The other path forward is to introduce complexity into assessments. What makes real-world applications hard for ChatGPT is that nearly all real-world problems contain a particularly messy sort of complexity – the complexity that comes from context.
“Find the shortest palindrome in a given string” is easy for ChatGPT. “Given our existing codebase, revise our song recommendation algorithm to increase exploration and engagement for new users without upsetting power users too much” is hard for ChatGPT.
To us, the real issue with asking engineers to solve problems that are easy for ChatGPT is not that it makes it easy for engineers to “cheat” by using ChatGPT. The real issue is that being able to answer those sorts of questions is not what makes someone a good software engineer.
A good software engineer is someone who can perform real-world tasks, not someone who can write complex algorithms in isolation. ChatGPT is just accelerating our collective understanding of what was already true – algorithmic coding challenges aren’t really good assessments of the expertise and skills required to be a software engineer.
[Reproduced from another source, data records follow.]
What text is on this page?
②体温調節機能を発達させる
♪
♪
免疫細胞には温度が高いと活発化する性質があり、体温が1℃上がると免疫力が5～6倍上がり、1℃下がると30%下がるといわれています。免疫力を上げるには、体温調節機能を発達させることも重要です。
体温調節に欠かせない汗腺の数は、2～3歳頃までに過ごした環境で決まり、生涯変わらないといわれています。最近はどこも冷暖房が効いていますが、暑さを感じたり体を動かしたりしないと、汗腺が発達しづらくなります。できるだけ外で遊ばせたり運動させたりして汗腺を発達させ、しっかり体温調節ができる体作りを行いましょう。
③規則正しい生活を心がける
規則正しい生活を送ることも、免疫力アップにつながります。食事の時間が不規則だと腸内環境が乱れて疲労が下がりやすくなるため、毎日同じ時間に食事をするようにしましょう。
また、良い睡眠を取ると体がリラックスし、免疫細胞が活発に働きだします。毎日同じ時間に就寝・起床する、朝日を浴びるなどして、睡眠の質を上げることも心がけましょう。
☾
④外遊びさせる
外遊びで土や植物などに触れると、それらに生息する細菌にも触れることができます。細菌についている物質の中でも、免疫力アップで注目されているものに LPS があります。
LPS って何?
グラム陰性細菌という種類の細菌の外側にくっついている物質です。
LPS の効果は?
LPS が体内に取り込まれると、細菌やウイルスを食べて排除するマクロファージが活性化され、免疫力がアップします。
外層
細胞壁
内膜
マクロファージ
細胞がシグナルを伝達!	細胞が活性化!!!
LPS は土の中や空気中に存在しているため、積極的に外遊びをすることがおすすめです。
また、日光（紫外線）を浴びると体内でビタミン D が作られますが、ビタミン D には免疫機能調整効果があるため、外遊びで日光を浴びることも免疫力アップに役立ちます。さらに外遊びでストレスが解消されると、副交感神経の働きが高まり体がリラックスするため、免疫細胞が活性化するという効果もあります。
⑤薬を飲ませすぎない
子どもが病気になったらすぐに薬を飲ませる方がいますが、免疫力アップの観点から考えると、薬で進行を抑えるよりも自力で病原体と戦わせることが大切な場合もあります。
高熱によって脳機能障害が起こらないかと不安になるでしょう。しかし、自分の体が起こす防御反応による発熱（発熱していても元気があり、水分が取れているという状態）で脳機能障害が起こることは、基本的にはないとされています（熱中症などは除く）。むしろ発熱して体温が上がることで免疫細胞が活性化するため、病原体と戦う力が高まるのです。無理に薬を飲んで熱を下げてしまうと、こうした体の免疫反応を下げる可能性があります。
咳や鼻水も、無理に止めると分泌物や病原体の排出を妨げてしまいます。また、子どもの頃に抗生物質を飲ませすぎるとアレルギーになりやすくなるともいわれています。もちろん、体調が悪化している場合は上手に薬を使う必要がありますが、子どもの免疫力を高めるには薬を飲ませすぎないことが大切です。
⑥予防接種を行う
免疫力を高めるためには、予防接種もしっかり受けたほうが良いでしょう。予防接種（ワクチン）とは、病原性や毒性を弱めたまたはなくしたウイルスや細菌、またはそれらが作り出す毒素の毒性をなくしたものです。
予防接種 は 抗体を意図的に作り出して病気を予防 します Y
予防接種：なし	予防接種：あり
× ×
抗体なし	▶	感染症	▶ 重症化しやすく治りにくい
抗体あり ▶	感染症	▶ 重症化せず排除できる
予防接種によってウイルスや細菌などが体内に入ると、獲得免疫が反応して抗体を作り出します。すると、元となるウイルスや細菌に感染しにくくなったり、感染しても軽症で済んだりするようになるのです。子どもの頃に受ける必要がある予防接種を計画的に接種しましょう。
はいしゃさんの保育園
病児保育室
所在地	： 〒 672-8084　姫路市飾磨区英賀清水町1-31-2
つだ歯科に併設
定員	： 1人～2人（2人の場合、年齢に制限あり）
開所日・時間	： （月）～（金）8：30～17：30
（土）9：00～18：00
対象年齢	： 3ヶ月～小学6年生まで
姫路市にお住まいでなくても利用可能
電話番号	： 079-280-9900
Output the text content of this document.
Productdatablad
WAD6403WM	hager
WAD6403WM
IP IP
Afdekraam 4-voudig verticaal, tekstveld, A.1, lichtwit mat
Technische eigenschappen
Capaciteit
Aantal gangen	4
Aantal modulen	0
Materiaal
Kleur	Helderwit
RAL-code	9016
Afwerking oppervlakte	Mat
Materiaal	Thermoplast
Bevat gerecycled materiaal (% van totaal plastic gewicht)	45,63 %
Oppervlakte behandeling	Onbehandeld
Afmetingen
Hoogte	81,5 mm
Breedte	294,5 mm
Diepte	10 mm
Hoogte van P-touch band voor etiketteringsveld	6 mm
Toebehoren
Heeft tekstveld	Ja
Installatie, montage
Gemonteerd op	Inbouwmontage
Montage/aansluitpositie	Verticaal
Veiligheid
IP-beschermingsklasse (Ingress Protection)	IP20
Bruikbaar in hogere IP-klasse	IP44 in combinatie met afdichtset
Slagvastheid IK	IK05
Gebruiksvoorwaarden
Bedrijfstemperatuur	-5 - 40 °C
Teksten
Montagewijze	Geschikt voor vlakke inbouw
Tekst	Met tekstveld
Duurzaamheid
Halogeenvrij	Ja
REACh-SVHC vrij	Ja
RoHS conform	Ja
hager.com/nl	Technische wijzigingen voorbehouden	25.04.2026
At Byteboard, we’re facing this new challenge by continuing to add complexity and ambiguity to the coding tasks for our SWE assessments, thinking through what skills are becoming more (or less) necessary in the AI-assisted age, and considering a variety of mechanisms to more deeply assess how well a candidate understands the goals and context of a question. We’re also looking into other anti-plagiarism tools, but our goal is not to simply become a cheating prevention service – it is to assess candidates fairly and effectively in a role where what competency means is rapidly changing.
We aim to design assessments that make it impossible to successfully “cheat” with AI tools, because performing well requires candidates to engage specialized skills in tasks with real-world complexity. Eventually, we expect AI assistance to become like Google – a resource that everyone is expected to use to do their job most effectively. Our tools are built with that future in mind.